Therapists have the extensive education and training to be neuromuscular primary care providers. For the majority of patients’ with movement deficiencies or pain, PT’s are the provider of choice. For people with high deductibles, it makes much more financial sense to seek treatment from a cash-based physical therapist.

Insurance-based models require the PT clinic to charge very high rates in order to be reimbursed a profitable margin. Thus, those that are private pay (or are still working to meet their deductible) are required to pay these elevated rates.

2) You’ll See The Doctor

By the year 2020, all PT’s will have earned their doctorate in order to provide treatment. In the insurance-based world, it is common for you to be pawned off on one of the physical therapy assistants (PTA’s). Although many PTA’s are very knowledgeable, they do not have nearly the same educational requirements as a PT.

In a cash-based practice, you are paying for a specific service, which is evaluation and treatment by a Doctor of Physical Therapy. In this setting your provider has significantly more time to focus on you and your healthcare.

3) Accessibility

In the state of Indiana, we have direct access for evaluation and treatment of 24 calendar days. Patient’s have a significantly shorter wait time (we can typically provide an evaluation within 48 hours) in a cash practice. Most research shows that earlier treatment correlates with improved outcomes.

Let’s face it, there’s nothing more frustrating than going to a doctor’s appointment to just be told you need to go somewhere else. In the cash practice, we cut out the middle-man.

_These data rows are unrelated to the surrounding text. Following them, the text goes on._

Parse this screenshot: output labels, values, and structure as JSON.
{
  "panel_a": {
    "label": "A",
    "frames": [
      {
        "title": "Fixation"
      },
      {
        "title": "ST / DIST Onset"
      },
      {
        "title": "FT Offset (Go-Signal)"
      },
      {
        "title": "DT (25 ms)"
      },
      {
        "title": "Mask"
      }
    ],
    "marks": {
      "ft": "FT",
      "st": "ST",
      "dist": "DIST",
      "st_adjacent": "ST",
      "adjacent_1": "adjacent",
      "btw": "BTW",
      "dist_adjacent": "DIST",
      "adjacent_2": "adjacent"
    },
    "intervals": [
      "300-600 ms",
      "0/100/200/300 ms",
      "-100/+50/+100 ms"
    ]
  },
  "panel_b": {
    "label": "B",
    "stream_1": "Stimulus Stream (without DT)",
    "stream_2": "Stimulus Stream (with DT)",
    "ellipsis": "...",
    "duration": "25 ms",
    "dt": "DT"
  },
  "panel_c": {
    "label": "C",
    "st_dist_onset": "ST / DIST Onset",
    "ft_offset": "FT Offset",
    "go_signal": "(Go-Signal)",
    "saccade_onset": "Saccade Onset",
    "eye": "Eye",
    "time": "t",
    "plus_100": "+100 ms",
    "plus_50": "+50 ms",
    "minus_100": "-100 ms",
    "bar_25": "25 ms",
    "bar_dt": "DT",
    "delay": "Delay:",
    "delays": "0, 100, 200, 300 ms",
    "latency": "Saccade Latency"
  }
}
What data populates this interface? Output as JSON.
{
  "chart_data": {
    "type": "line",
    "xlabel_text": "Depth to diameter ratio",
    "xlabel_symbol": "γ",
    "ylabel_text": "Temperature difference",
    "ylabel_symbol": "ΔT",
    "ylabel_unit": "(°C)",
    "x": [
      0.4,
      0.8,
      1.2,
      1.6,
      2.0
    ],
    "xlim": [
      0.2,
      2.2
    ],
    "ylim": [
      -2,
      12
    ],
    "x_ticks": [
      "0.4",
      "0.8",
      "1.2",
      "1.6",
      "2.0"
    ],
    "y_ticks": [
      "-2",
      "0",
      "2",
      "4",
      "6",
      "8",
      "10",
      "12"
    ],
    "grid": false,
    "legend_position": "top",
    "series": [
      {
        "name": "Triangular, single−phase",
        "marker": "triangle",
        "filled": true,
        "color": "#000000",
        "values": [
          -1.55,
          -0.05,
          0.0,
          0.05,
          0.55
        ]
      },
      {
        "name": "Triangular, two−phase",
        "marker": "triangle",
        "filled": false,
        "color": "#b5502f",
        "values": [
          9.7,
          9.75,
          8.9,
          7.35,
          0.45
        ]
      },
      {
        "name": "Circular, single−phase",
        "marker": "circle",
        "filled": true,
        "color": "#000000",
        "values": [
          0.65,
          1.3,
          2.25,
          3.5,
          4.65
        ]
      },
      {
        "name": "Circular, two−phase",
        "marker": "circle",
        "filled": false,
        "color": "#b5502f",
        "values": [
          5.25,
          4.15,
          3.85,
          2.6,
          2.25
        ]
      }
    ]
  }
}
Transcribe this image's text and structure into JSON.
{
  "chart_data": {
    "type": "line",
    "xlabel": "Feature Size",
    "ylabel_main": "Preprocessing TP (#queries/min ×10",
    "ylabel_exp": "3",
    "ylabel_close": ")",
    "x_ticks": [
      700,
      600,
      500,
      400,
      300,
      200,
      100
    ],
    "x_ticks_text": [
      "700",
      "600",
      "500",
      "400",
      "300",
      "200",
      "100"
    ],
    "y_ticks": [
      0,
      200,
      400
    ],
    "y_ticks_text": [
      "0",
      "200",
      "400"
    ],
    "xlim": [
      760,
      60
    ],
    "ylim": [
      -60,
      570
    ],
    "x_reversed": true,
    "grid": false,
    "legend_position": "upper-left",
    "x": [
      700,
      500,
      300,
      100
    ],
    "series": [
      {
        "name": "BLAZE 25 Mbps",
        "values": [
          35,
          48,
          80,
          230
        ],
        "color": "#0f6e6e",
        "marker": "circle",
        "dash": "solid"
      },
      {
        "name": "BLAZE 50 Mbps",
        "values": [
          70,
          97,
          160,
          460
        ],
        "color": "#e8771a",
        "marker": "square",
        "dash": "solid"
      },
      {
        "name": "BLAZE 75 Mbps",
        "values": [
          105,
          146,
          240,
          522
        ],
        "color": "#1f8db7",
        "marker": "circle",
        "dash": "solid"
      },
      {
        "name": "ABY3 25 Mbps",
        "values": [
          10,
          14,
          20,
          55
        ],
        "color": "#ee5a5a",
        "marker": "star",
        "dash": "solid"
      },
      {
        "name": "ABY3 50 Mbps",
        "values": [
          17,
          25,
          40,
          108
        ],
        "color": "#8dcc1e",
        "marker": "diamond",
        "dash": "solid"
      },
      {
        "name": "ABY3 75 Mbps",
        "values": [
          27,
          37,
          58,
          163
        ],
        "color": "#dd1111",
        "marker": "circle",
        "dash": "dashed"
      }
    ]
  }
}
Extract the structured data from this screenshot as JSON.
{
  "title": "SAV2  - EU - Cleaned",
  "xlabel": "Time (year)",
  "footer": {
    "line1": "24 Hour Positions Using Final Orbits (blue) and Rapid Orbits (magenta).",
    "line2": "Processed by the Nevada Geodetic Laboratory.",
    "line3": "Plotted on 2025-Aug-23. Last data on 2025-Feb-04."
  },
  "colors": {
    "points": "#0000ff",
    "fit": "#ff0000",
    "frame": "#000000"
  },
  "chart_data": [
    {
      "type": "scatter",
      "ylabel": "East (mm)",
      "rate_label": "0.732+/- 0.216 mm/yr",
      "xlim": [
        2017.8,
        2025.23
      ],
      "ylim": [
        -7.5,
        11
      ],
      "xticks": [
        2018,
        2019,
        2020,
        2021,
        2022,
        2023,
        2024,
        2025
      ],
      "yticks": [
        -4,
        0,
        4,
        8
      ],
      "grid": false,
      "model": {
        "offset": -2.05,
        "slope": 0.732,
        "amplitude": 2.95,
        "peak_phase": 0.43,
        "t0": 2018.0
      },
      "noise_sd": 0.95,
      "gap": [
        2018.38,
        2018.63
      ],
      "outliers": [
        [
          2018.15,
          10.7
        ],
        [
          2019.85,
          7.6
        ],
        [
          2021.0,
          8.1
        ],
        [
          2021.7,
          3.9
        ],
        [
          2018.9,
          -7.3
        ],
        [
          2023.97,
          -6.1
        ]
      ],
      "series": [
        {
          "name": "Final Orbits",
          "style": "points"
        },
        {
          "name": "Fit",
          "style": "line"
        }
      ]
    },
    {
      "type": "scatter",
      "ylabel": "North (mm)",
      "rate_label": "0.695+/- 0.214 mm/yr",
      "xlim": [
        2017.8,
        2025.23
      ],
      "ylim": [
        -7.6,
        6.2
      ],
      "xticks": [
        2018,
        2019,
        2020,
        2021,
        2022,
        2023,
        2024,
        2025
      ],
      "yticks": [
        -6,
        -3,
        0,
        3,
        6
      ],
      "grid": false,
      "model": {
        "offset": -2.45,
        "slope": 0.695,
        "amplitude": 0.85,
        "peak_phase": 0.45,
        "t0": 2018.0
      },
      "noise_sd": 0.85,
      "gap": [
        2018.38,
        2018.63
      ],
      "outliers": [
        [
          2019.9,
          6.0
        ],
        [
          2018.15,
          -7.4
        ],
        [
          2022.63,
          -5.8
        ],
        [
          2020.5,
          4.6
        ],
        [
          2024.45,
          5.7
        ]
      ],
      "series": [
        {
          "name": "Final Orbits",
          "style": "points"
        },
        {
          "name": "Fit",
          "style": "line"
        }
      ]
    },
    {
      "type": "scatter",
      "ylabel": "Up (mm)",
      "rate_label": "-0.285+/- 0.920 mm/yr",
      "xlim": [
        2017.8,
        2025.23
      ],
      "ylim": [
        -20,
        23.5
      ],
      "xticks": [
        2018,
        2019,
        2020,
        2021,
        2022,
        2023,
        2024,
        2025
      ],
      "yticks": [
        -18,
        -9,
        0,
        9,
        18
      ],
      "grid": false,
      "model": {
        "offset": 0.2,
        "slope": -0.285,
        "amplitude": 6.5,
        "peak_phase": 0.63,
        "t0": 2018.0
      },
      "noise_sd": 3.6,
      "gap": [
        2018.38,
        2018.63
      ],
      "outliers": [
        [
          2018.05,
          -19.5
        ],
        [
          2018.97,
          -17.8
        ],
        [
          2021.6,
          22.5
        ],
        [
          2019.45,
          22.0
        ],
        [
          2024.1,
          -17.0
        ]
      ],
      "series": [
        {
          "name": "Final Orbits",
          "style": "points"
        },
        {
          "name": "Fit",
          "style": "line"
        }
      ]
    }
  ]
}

4) Transparent Affordable Pricing

Prices are right up front. Cash based practices cut out “playing the insurance game” and extra administrative costs. Often, it shocks people to hear prices of treatment because we have become accustomed to physical therapy being covered by insurance. Unfortunately, they often later find out that each visit actually had a $40 co-pay, insurance only covers 80%, or that their deductible hasn’t been met.

When working in an insurance-based practice, I far too often saw someone end up with a $4000.00 bill after 2 months of treatment. $150 an hour no longer seems so expensive.

5) All Patients are Welcome

All patients, insured or uninsured, in network or out-of-network are welcome. Payment is by cash, check or charge. Patients aren’t treated in a way that satisfies their insurance company – even better: no more silly outcome forms. Patient’s are provided the care that is needed and that will lead to desired results. We are about and for the patient.